Michelle’s eyes widened at her mother’s mischevious smile. “René?”

Her mother simply nodded.

“Well don’t just sit there. Tell me about René!”

There was a loud click as the mis-hung door at the top of the basement stairs was opened. “Michelle?” her father’s voice unceremoniously intruded on the conversation. “Are you ready?”

Michelle closed her eyes in frustration. “Kinda busy here, Dad,” she called back.

“Michelle, put away the computer and get up here.”

Michelle’s mother sighed quietly to herself and leaned back in her chair, but she said nothing aloud. Michelle stared at her resigned expression. Finally she decided that she needed to take a stand. “Dad, I’m not going with you, okay? This — this is more important.”

At once her father came clomping down the stairs. He had to bend at the waist to avoid hitting his head on the way down, but once he had reached the floor he straightened up to his full height. Michelle stood up but still he towered over her. He had on a dark brown tie and his face was starting to turn red. “Look at you, Michelle! You’re not even dressed!”

Michelle glowered back at him. “There’s nothing wrong with the way I’m dressed. The word processor doesn’t care what I’m wearing.”

“Enough with this foolishness,” he shouted. “March upstairs and get dressed right now, young lady, or we’re going to be late!”
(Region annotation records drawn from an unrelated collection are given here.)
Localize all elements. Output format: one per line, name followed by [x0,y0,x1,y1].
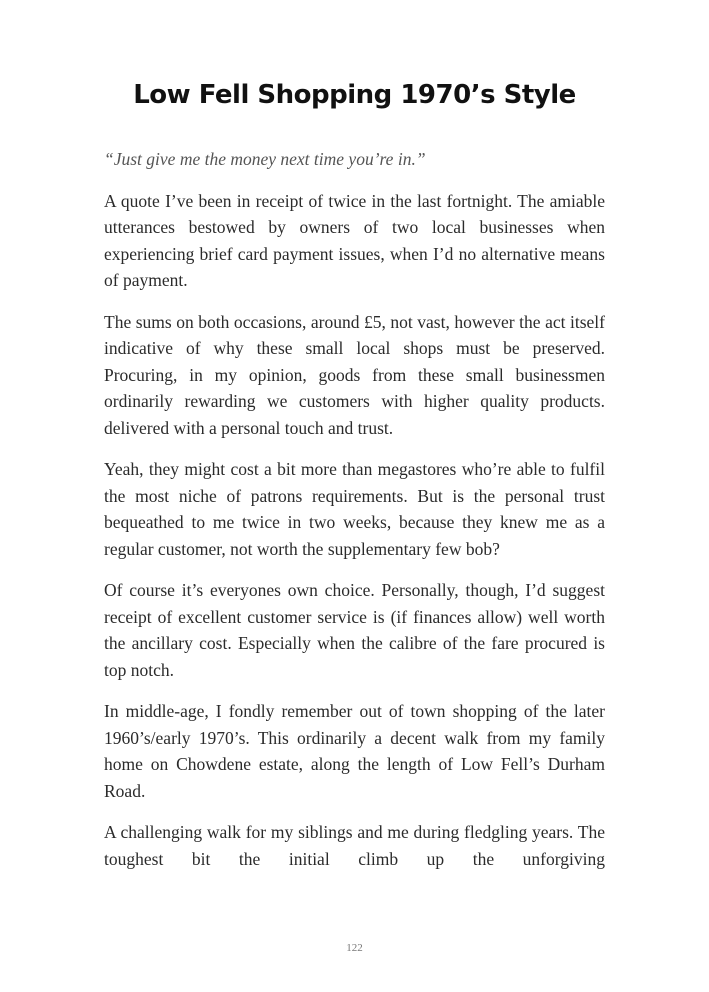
page-number: 122 [346,942,363,954]
chapter-title: Low Fell Shopping 1970’s Style [133,80,576,110]
paragraph-3: Yeah, they might cost a bit more than megastores who’re able to fulfil the most niche of patrons requirements. But is the personal trust bequeathed to me twice in two weeks, because they knew me as a regular customer, not worth the supplementary few bob? [104,459,605,559]
paragraph-6: A challenging walk for my siblings and me during fledgling years. The toughest bit the initial climb up the unforgiving [104,822,605,869]
paragraph-4: Of course it’s everyones own choice. Personally, though, I’d suggest receipt of excellent customer service is (if finances allow) well worth the ancillary cost. Especially when the calibre of the fare procured is top notch. [104,580,605,680]
paragraph-1: A quote I’ve been in receipt of twice in the last fortnight. The amiable utterances bestowed by owners of two local businesses when experiencing brief card payment issues, when I’d no alternative means of payment. [104,190,605,290]
paragraph-2: The sums on both occasions, around £5, not vast, however the act itself indicative of why these small local shops must be preserved. Procuring, in my opinion, goods from these small businessmen ordinarily rewarding we customers with higher quality products. delivered with a personal touch and trust. [104,311,605,438]
body-text [104,146,605,887]
opening-quote: “Just give me the money next time you’re in.” [104,149,426,169]
paragraph-5: In middle-age, I fondly remember out of town shopping of the later 1960’s/early 1970’s. This ordinarily a decent walk from my family home on Chowdene estate, along the length of Low Fell’s Durham Road. [104,701,605,801]
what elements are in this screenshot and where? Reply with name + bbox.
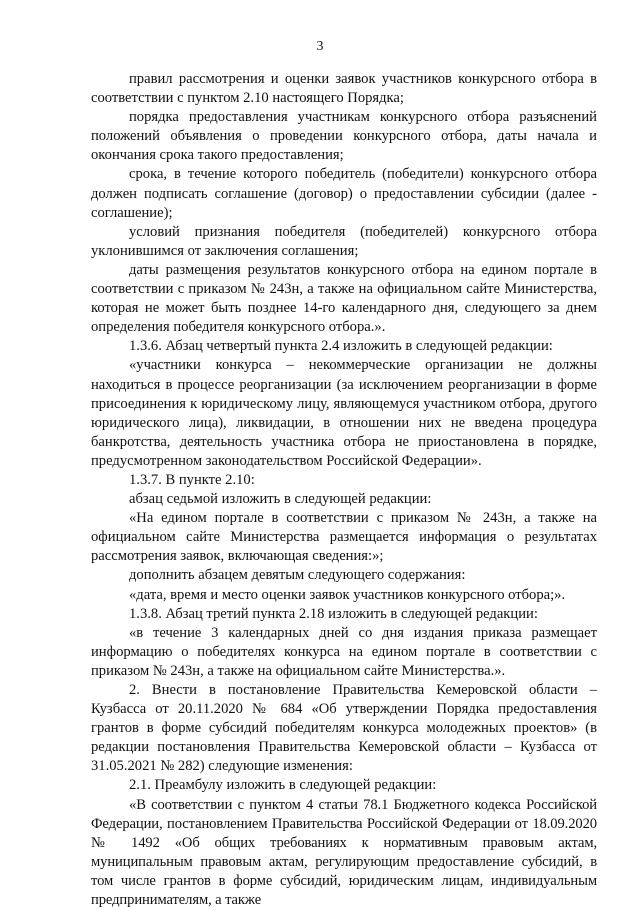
paragraph: 1.3.6. Абзац четвертый пункта 2.4 изложить в следующей редакции:	[129, 338, 553, 355]
paragraph: «В соответствии с пунктом 4 статьи 78.1 Бюджетного кодекса Российской Федерации, постановлением Правительства Российской Федерации от 18.09.2020 № 1492 «Об общих требованиях к нормативным правовым актам, муниципальным правовым актам, регулирующим предоставление субсидий, в том числе грантов в форме субсидий, юридическим лицам, индивидуальным предпринимателям, а также	[91, 796, 597, 909]
paragraph: порядка предоставления участникам конкурсного отбора разъяснений положений объявления о проведении конкурсного отбора, даты начала и окончания срока такого предоставления;	[91, 109, 597, 164]
paragraph: «дата, время и место оценки заявок участников конкурсного отбора;».	[129, 586, 566, 603]
page-number: 3	[316, 39, 324, 54]
paragraph: «в течение 3 календарных дней со дня издания приказа размещает информацию о победителях конкурса на едином портале в соответствии с приказом № 243н, а также на официальном сайте Министерства.».	[91, 624, 597, 679]
paragraph: «участники конкурса – некоммерческие организации не должны находиться в процессе реорганизации (за исключением реорганизации в форме присоединения к юридическому лицу, являющемуся участником отбора, другого юридического лица), ликвидации, в отношении них не введена процедура банкротства, деятельность участника отбора не приостановлена в порядке, предусмотренном законодательством Российской Федерации».	[91, 357, 597, 469]
paragraph: 2.1. Преамбулу изложить в следующей редакции:	[129, 777, 437, 794]
document-body	[91, 70, 597, 910]
paragraph: 2. Внести в постановление Правительства Кемеровской области – Кузбасса от 20.11.2020 № 684 «Об утверждении Порядка предоставления грантов в форме субсидий победителям конкурса молодежных проектов» (в редакции постановления Правительства Кемеровской области – Кузбасса от 31.05.2021 № 282) следующие изменения:	[91, 682, 597, 775]
paragraph: дополнить абзацем девятым следующего содержания:	[129, 567, 466, 584]
paragraph: даты размещения результатов конкурсного отбора на едином портале в соответствии с приказом № 243н, а также на официальном сайте Министерства, которая не может быть позднее 14-го календарного дня, следующего за днем определения победителя конкурсного отбора.».	[91, 261, 597, 336]
paragraph: условий признания победителя (победителей) конкурсного отбора уклонившимся от заключения соглашения;	[91, 223, 597, 259]
paragraph: 1.3.7. В пункте 2.10:	[129, 471, 255, 488]
paragraph: «На едином портале в соответствии с приказом № 243н, а также на официальном сайте Министерства размещается информация о результатах рассмотрения заявок, включающая сведения:»;	[91, 510, 597, 565]
paragraph: 1.3.8. Абзац третий пункта 2.18 изложить в следующей редакции:	[129, 605, 538, 622]
paragraph: абзац седьмой изложить в следующей редакции:	[129, 491, 432, 508]
paragraph: срока, в течение которого победитель (победители) конкурсного отбора должен подписать соглашение (договор) о предоставлении субсидии (далее - соглашение);	[91, 166, 597, 221]
paragraph: правил рассмотрения и оценки заявок участников конкурсного отбора в соответствии с пунктом 2.10 настоящего Порядка;	[91, 71, 597, 107]
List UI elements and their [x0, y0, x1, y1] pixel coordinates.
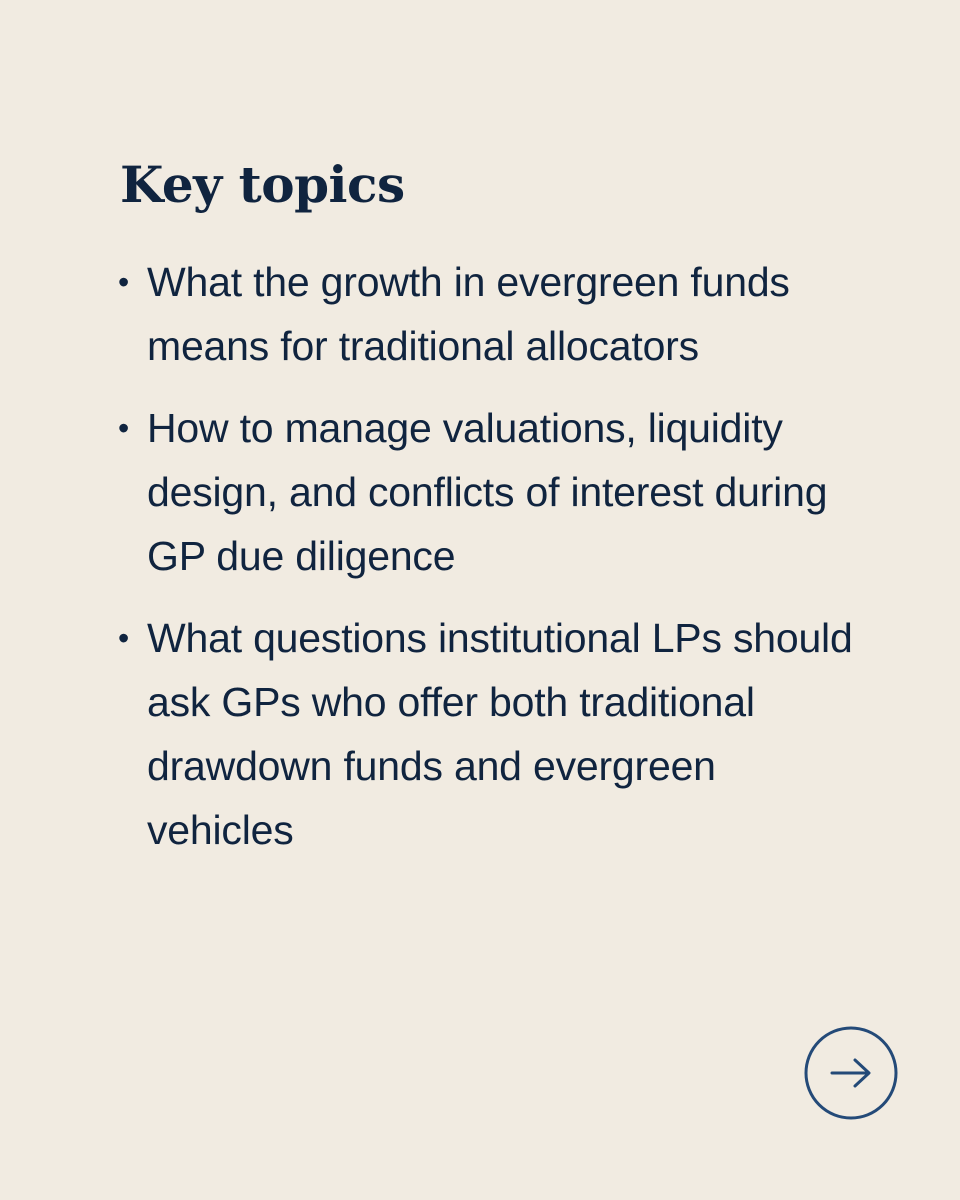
topic-text: What questions institutional LPs should ask GPs who offer both traditional drawdown funds and evergreen vehicles [147, 615, 853, 853]
arrow-right-icon [804, 1026, 898, 1120]
list-item [118, 396, 858, 588]
list-item [118, 606, 858, 862]
topic-text: How to manage valuations, liquidity design, and conflicts of interest during GP due diligence [147, 405, 828, 579]
bullet-icon: • [118, 620, 130, 656]
next-button[interactable] [804, 1026, 898, 1120]
list-item [118, 250, 858, 378]
page-title: Key topics [120, 155, 405, 214]
bullet-icon: • [118, 410, 130, 446]
topic-text: What the growth in evergreen funds means for traditional allocators [147, 259, 790, 369]
topic-list [118, 250, 858, 880]
bullet-icon: • [118, 264, 130, 300]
There was a moment that was brief at first, but then it stretched out as her blood pounded through her body, in which Michelle was filled with a blazing impulse to respond to him in kind, shouting her fury at his casual dismissal of her project, her efforts. Her mother remained seated, not looking up at either of them. As if it had nothing to do with her.

But then, she took a deep breath, and forced herself to speak quietly. “I’m sorry if I upset you, Dad. But this project is important. You may not get that, but it’s true all the same. This is important to me, and it’s important to Mom. And someday, I know that it’ll be important to you, too.” She exhaled. “And that means that you can’t just come down here and yank me away whenever it suits you to do so.”

Michelle watched her father’s face. The anger had drained away, leaving behind an expression of complete sadness. He said nothing. The silence stretched out. Michelle forced herself to continue meeting his gaze. For a moment she became convinced that he was about to cry.

Finally he walked over and enveloped her in a hug. Michelle unfolded slowly, still tensed from her confrontational stance.

“Michelle, my Chelle,” Her father said at last in a quiet voice. “I know — I know this isn’t easy for you either.” He said this with some difficulty, as if the words scraped his throat as they left it. “I promise you, I don’t think what you’re doing here is unimportant.”

“Okay,” Michelle said carefully, her voice muffled slightly against her father’s torso.

“But this is still more important.”

Michelle didn’t say anything in repsonse, but her shoulders tensed up at this.

Her father noticed and continued. “It’s hard for you to understand that right now. And that’s not your fault. I’m not mad at you, okay? If this truly isn’t important to you, you know what? That’s fine. It isn’t even really all that important to me. But it’s important to everyone else, Michelle. They’ve all travelled a long way to pay their respects. And part of that is seeing you there to pay your respects, too.”

Michelle closed her eyes tightly as a pair of tears squeezed out.

“I really don’t blame you for wanting to stay down here instead. Part of me would like nothing better than to stay here with you today. Just the two of us. But it wouldn’t be right. And deep down you know that. I know you do.”

Michelle didn’t trust her voice, so instead she merely nodded into her father’s shirt.

“So come on.” He pulled back and looked her in the eye. “It’s time. Go upstairs and get dressed.”

Still silent, Michelle nodded again and retreated up the basement stairs.

Her father looked around the empty room, then stepped over to the desk and gently closed the lid of the laptop.